A low score means an area has, on average, more low-income families, people with less training, and higher unemployment, and might be considered disadvantaged relative to other areas with higher scores.

High scores reflect a relative lack of disadvantage, rather than advantage, and the IRSD relates to the average disadvantage of all people living in a geographical area. It cannot be presumed to apply to all individuals living in the area.

For this report, the population is divided into 5 socioeconomic groups, with roughly equal populations (each about 20% of the total), based on the level of disadvantage of the statistical local area of their usual residence.

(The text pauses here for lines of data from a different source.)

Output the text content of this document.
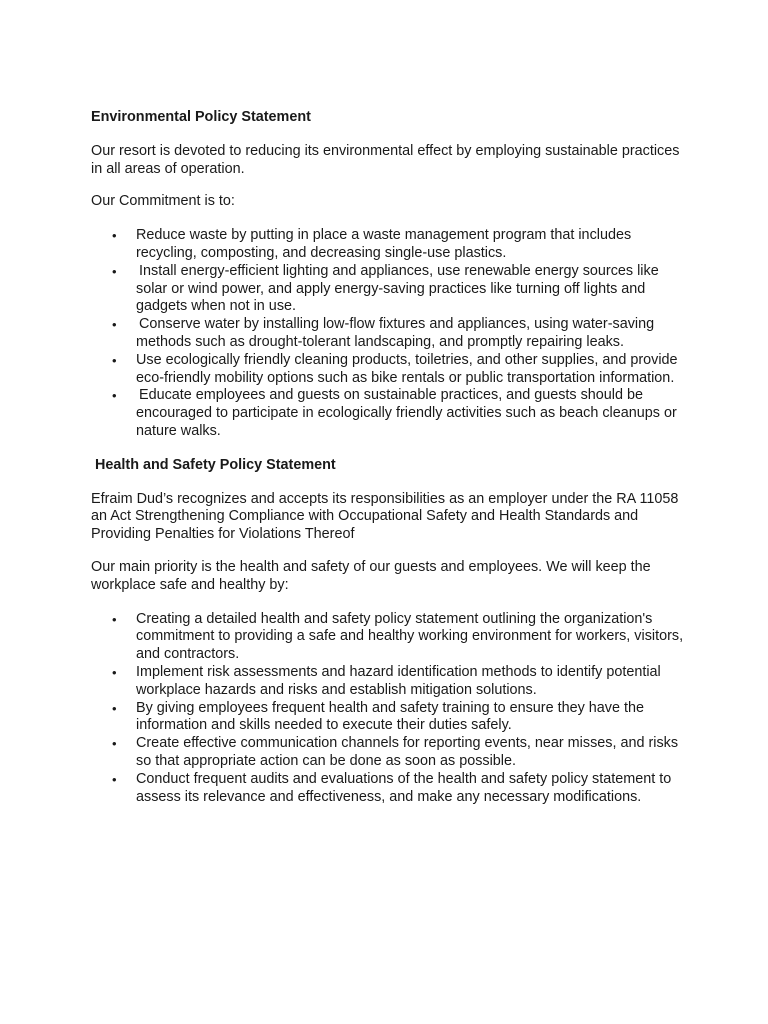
Environmental Policy Statement

Our resort is devoted to reducing its environmental effect by employing sustainable practices in all areas of operation.

Our Commitment is to:

• Reduce waste by putting in place a waste management program that includes recycling, composting, and decreasing single-use plastics.
• Install energy-efficient lighting and appliances, use renewable energy sources like solar or wind power, and apply energy-saving practices like turning off lights and gadgets when not in use.
• Conserve water by installing low-flow fixtures and appliances, using water-saving methods such as drought-tolerant landscaping, and promptly repairing leaks.
• Use ecologically friendly cleaning products, toiletries, and other supplies, and provide eco-friendly mobility options such as bike rentals or public transportation information.
• Educate employees and guests on sustainable practices, and guests should be encouraged to participate in ecologically friendly activities such as beach cleanups or nature walks.

Health and Safety Policy Statement

Efraim Dud’s recognizes and accepts its responsibilities as an employer under the RA 11058 an Act Strengthening Compliance with Occupational Safety and Health Standards and Providing Penalties for Violations Thereof

Our main priority is the health and safety of our guests and employees. We will keep the workplace safe and healthy by:

• Creating a detailed health and safety policy statement outlining the organization's commitment to providing a safe and healthy working environment for workers, visitors, and contractors.
• Implement risk assessments and hazard identification methods to identify potential workplace hazards and risks and establish mitigation solutions.
• By giving employees frequent health and safety training to ensure they have the information and skills needed to execute their duties safely.
• Create effective communication channels for reporting events, near misses, and risks so that appropriate action can be done as soon as possible.
• Conduct frequent audits and evaluations of the health and safety policy statement to assess its relevance and effectiveness, and make any necessary modifications.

The first group includes the 20% of the population living in areas with the highest levels of relative disadvantage (referred to as Group 1, lowest).

The last group includes the 20% of the population living in areas with the lowest levels of relative disadvantage (referred to as Group 5, highest).

The IRSD values used in this report are based on the 2016 Census. Further information is available on the ABS website.

Indigenous status

The NDR might underestimate the number of Aboriginal and Torres Strait Islander registrants with insulin-treated diabetes. Reasons are as follows:

  • Indigenous status can only be reported for people who registered on the NDSS after 2005, due to changes in the way this variable is coded. Before 2005, data entry of Indigenous status coded all ‘unknown’ or ‘not stated’ responses to the Indigenous status question as ‘non-Indigenous’. In 2005, an extra value was added to indicate ‘inadequate/not stated’ where Indigenous status was not known. As a result, Indigenous status cannot be determined for 98% of people registered on the NDSS before 2005.
  • Identifying as being of Indigenous origin on both data sources of the NDR (NDSS and APEG) is voluntary.
  • Other programs that give Indigenous Australians access to diabetes-related products might result in lower registration rates for the NDSS, and subsequently the NDR, among Aboriginal and Torres Strait Islander people. For example, programs such as Aboriginal Medical Services and the National Aboriginal Community Controlled Health Organisation—provide Indigenous Australians access to free and subsidised products that people with insulin-treated diabetes need. In addition, NDSS access points are not always available in remote areas.

These factors might lead to an underestimation of the incidence of type 1 diabetes among Aboriginal and Torres Strait Islander people.

As a result of the classification changes in 2005 on the NDSS, it is not possible to derive the prevalent type 2 diabetes population for Aboriginal and Torres Strait Islander people. So the rates of insulin use among Indigenous type 2 diabetes have not been reported. The reporting of insulin-treated type 2 diabetes in Aboriginal and Torres Strait Islander people is an important data gap that requires future data development work.